Read this week's JP Election Brief:
Top judicial races for election day


Judicial selection in North Dakota

From Judgepedia
Jump to: navigation, search
Judicial selection in the states
Judicial selection in North Dakota
Seal of North Dakota.png
North Dakota Supreme Court
Method:   Non-partisan elections
Term:   10 years
North Dakota Court of Appeals
Method:   Temporarily appointed in panels
North Dakota District Courts
Method:   Non-partisan election of judges
Term:   6 years

Selection of state court judges in North Dakota occurs largely through non-partisan elections. Elected judges must run for re-election at the expiration of their terms if they wish to continue serving.[1]

Judges' terms begin on January 1 following their election.[2]

Supreme Court

See also: Non-partisan election of judges

The 5 justices of the North Dakota Supreme Court are chosen in non-partisan elections to serve 10-year terms. Judicial hopefuls compete in a primary election, and the top two candidates advance to the general election in November. At the expiration of a judge's term, he or she must run for re-election to continue serving.[1] Visit the North Dakota judicial elections page to learn more about these elections.

Selection of the chief justice

The court's chief justice is chosen by vote of the supreme and district court judges to serve a five-year term.[1]

Qualifications

To serve on this court, a judge must be:

  • a U.S. and state citizen and
  • a licensed attorney.[1]

Vacancies

In the event of a midterm vacancy, the governor appoints a replacement with help from a judicial nominating commission. Alternatively, the governor may call a special election to fill the vacancy.[1]

Appointed judges serve for at least two years, after which they must run in the general election to finish the remainder of the unexpired term.[1]

Court of Appeals

Judges of the North Dakota Court of Appeals are chosen by the supreme court judges to hear cases specifically assigned to them. The court sits in three member panels, its judges chosen from among retired district judges, retired supreme court justices and attorneys that serve for no longer than one year.[1][3]

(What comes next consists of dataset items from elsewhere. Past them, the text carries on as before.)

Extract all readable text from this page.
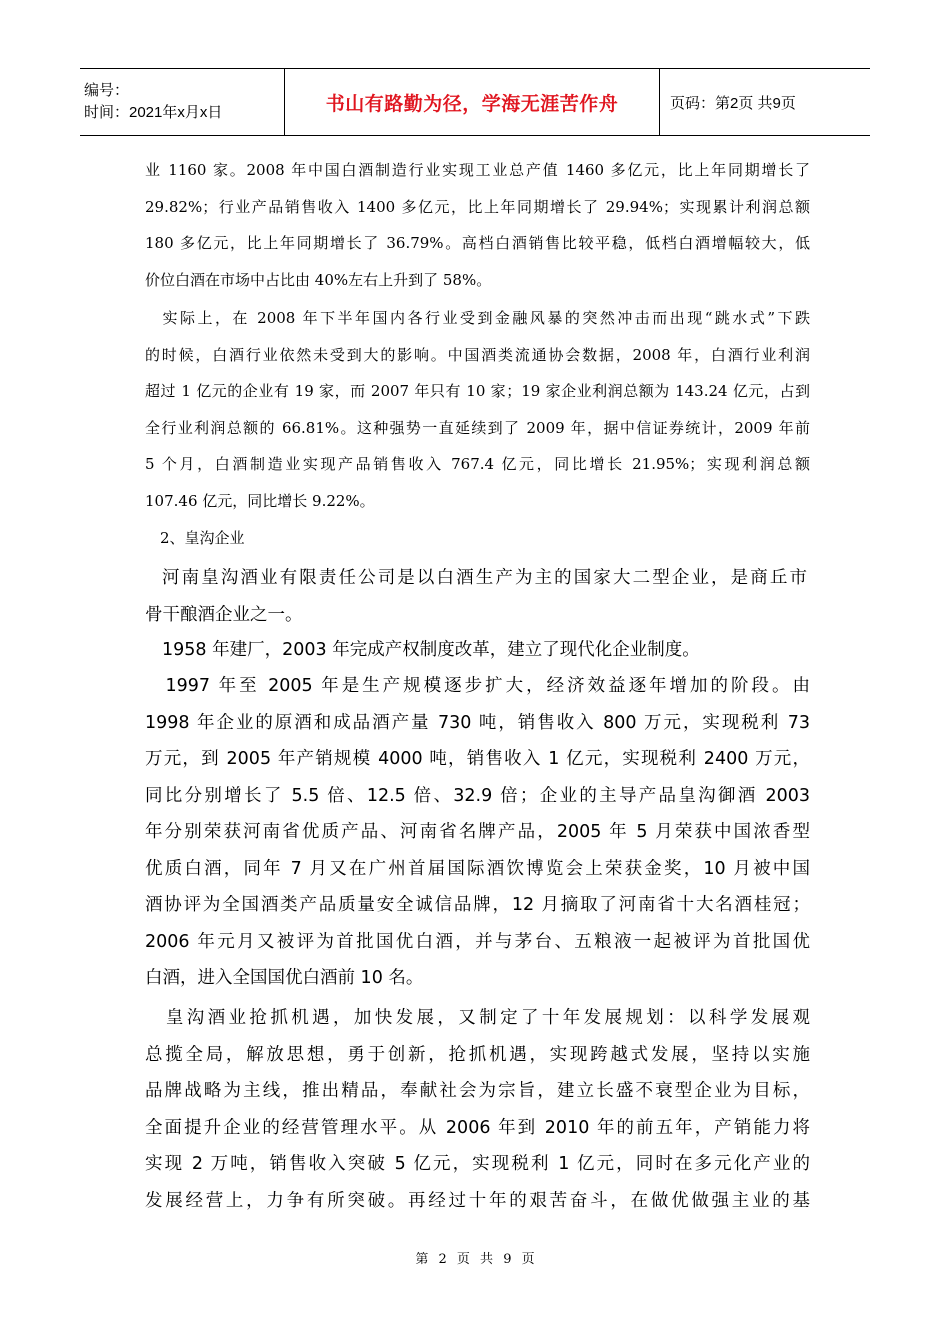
编号：
时间：2021年x月x日	书山有路勤为径，学海无涯苦作舟	页码：第2页 共9页

业 1160 家。2008 年中国白酒制造行业实现工业总产值 1460 多亿元，比上年同期增长了

29.82%；行业产品销售收入 1400 多亿元，比上年同期增长了 29.94%；实现累计利润总额

180 多亿元，比上年同期增长了 36.79%。高档白酒销售比较平稳，低档白酒增幅较大，低

价位白酒在市场中占比由 40%左右上升到了 58%。

　实际上，在 2008 年下半年国内各行业受到金融风暴的突然冲击而出现“跳水式”下跌

的时候，白酒行业依然未受到大的影响。中国酒类流通协会数据，2008 年，白酒行业利润

超过 1 亿元的企业有 19 家，而 2007 年只有 10 家；19 家企业利润总额为 143.24 亿元，占到

全行业利润总额的 66.81%。这种强势一直延续到了 2009 年，据中信证券统计，2009 年前

5 个月，白酒制造业实现产品销售收入 767.4 亿元，同比增长 21.95%；实现利润总额

107.46 亿元，同比增长 9.22%。

　2、皇沟企业

河南皇沟酒业有限责任公司是以白酒生产为主的国家大二型企业，是商丘市

骨干酿酒企业之一。

1958 年建厂，2003 年完成产权制度改革，建立了现代化企业制度。

　1997 年至 2005 年是生产规模逐步扩大，经济效益逐年增加的阶段。由

1998 年企业的原酒和成品酒产量 730 吨，销售收入 800 万元，实现税利 73

万元，到 2005 年产销规模 4000 吨，销售收入 1 亿元，实现税利 2400 万元，

同比分别增长了 5.5 倍、12.5 倍、32.9 倍；企业的主导产品皇沟御酒 2003

年分别荣获河南省优质产品、河南省名牌产品，2005 年 5 月荣获中国浓香型

优质白酒，同年 7 月又在广州首届国际酒饮博览会上荣获金奖，10 月被中国

酒协评为全国酒类产品质量安全诚信品牌，12 月摘取了河南省十大名酒桂冠；

2006 年元月又被评为首批国优白酒，并与茅台、五粮液一起被评为首批国优

白酒，进入全国国优白酒前 10 名。

　皇沟酒业抢抓机遇，加快发展，又制定了十年发展规划：以科学发展观

总揽全局，解放思想，勇于创新，抢抓机遇，实现跨越式发展，坚持以实施

品牌战略为主线，推出精品，奉献社会为宗旨，建立长盛不衰型企业为目标，

全面提升企业的经营管理水平。从 2006 年到 2010 年的前五年，产销能力将

实现 2 万吨，销售收入突破 5 亿元，实现税利 1 亿元，同时在多元化产业的

发展经营上，力争有所突破。再经过十年的艰苦奋斗，在做优做强主业的基

第 2 页 共 9 页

In some years, no cases are assigned to the court of appeals.[3]

District Court

See also: Non-partisan election of judges

The 42 judges of the North Dakota District Courts are selected in non-partisan elections. They serve six-year terms, after which they must run for re-election if they wish to continue serving.[1]

Policies on interim vacancies and qualifications are identical to those of the supreme court. The chief judge, however, is chosen by vote of the judges in each district and serves in that capacity for three years.[1]

Municipal Court

See also Non-partisan election of judges

Judges of the North Dakota Municipal Courts are chosen in non-partisan elections to four-year terms.[3] Like other judges, they must run for re-election at the end of their term if they wish to continue serving.[4]

Qualifications

To serve on this court, a judge must be:

  • a qualified elector of his or her municipality;
  • a municipality resident for more than 9 months; and
  • a licensed attorney.*[4]

*In cities populated by fewer than 5,000 people, judges are not required to be city residents or licensed attorneys. However, such cities may impose the licensed attorney requirement on judges if they wish.[4]

History

Selection methods in North Dakota have undergone several significant changes since the inception of the judiciary. Below is a timeline noting the various stages, from the most recent to the earliest:

  • 1998: Appointed interim judges must now serve at least two years before standing for election. Before this amendment, appointees served only until the next general election.
  • 1987: The North Dakota Court of Appeals is established on an "experimental basis" by the North Dakota Legislature. Its operation was extended in 1993, 1995 and 2000.
  • 1976: A judicial nominating committee is established to assist in filling interim vacancies. The commission itself was not created until 1982.
  • 1967: The chief justice of the supreme court, while previously chosen by rotation, is now elected by the state's judges.
  • 1930: The term lengths of supreme and district court judges are lengthened. Supreme court justices serve for ten years instead of six, while district court judges serve for six years instead of four.
  • 1909: The North Dakota Legislature passes the Non-partisan Judiciary Law, prohibiting references to party affiliation in judicial nominating petitions and calling for a separate, non-partisan ballot for judicial candidates.
  • 1889: Supreme court judges are elected by popular vote to six-year terms; district court judges are elected to four-year terms.[5]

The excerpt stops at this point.